Basti, Y.; Williams, S.; Aellen, E.; Muci, F.; Amri, I.; Davila, A.; Schluter, A.; Dao, A.; Meyer, P.; Dembska, J.; Smith, R. C.; McCabe, B. D.

Unexploded ordnances (UXOs) and landmines endanger lives and hinder the economic progress of communities living in post-conflict zones. Currently, the primary method for clearing UXOs relies on metal detection and manual removal of UXOs - an expensive, time-consuming, and hazardous process. This study, derived from the 2024 EPFL iGEM project SYNPLODE, presents a new approach that integrates synthetic biology and aerial drone robotics, proposing a novel, end-to-end, safe, and efficient solution to address UXOs.
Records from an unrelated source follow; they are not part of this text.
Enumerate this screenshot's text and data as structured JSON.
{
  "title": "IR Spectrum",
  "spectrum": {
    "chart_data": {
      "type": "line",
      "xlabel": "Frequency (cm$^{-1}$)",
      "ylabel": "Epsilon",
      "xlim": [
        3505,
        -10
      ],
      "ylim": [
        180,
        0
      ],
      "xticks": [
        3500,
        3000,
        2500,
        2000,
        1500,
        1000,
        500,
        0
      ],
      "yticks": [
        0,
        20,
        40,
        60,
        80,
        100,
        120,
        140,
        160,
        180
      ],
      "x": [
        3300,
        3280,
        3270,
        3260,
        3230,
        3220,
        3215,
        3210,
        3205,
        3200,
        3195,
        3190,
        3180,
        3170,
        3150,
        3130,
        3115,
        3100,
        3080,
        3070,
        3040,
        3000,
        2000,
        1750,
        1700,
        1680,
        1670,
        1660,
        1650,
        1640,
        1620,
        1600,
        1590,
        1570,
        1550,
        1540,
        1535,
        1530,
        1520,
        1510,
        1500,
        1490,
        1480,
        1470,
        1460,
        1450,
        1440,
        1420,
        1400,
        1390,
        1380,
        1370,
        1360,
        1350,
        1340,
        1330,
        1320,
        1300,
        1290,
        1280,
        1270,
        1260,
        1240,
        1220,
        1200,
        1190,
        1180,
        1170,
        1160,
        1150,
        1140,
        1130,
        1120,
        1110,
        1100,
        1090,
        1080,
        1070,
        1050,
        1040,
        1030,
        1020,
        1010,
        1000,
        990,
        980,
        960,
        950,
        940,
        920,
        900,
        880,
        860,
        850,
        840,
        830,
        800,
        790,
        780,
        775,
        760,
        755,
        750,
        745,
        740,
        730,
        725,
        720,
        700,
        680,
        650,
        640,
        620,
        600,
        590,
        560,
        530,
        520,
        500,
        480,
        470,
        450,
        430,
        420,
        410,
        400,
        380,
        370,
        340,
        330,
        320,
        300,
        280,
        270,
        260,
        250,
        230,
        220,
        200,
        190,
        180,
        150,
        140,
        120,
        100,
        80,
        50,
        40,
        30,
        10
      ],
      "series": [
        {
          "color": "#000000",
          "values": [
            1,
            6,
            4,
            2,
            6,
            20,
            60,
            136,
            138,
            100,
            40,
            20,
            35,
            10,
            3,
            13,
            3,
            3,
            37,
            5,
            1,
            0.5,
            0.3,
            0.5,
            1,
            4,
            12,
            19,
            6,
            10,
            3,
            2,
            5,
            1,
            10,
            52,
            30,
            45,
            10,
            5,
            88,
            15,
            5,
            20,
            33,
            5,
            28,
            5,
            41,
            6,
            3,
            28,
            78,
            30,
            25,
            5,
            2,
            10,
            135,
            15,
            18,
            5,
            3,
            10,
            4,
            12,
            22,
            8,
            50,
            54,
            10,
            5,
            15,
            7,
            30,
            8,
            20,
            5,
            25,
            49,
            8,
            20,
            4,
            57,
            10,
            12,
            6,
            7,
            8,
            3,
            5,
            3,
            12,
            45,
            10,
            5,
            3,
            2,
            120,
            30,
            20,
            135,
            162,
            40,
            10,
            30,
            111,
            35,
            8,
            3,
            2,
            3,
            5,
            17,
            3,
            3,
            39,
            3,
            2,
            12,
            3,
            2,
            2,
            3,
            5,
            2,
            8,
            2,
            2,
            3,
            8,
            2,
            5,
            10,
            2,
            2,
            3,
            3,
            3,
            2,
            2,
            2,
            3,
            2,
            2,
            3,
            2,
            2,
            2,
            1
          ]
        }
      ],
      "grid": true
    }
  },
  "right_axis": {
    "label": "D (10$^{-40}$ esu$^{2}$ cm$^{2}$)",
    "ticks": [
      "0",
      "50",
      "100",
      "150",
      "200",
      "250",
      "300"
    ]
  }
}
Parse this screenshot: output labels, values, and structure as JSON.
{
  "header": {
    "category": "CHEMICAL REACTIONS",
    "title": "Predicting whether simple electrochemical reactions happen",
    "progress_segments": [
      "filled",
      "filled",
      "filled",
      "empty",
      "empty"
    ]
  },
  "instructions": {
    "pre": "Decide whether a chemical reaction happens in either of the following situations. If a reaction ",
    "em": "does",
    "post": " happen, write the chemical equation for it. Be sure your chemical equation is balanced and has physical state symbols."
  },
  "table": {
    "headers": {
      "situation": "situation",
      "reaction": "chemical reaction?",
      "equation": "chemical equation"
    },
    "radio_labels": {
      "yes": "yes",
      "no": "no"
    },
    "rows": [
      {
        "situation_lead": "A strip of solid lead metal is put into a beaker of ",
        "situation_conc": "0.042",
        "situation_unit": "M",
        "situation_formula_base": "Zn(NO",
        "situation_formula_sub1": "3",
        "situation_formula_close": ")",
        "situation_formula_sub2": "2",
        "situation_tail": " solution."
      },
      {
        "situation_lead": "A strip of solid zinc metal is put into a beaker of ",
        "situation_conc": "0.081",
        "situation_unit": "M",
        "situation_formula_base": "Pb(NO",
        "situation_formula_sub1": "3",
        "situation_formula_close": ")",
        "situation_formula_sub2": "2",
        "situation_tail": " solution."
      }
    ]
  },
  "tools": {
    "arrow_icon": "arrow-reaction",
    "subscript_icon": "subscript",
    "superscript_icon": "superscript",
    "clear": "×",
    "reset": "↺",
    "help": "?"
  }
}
Starting from bacteria engineered to detect and degrade 2,4,6-trinitrotoluene (TNT), a common explosive in landmines, our solution is designed for three main tasks: detecting TNT and RDX, breaking these compounds down into non-explosive byproducts, and confirming explosive neutralisation. To deploy this solution safely in UXO-contaminated areas, we designed, built, and tested an aerial drone capable of spraying explosive-degrading bacteria. Combining synthetic biology, robotics, mathematical modelling, and affected community engagement, our solution aims to improve UXO and landmine clearance by offering a scalable and cost-effective approach for deactivating UXOs without risking human lives.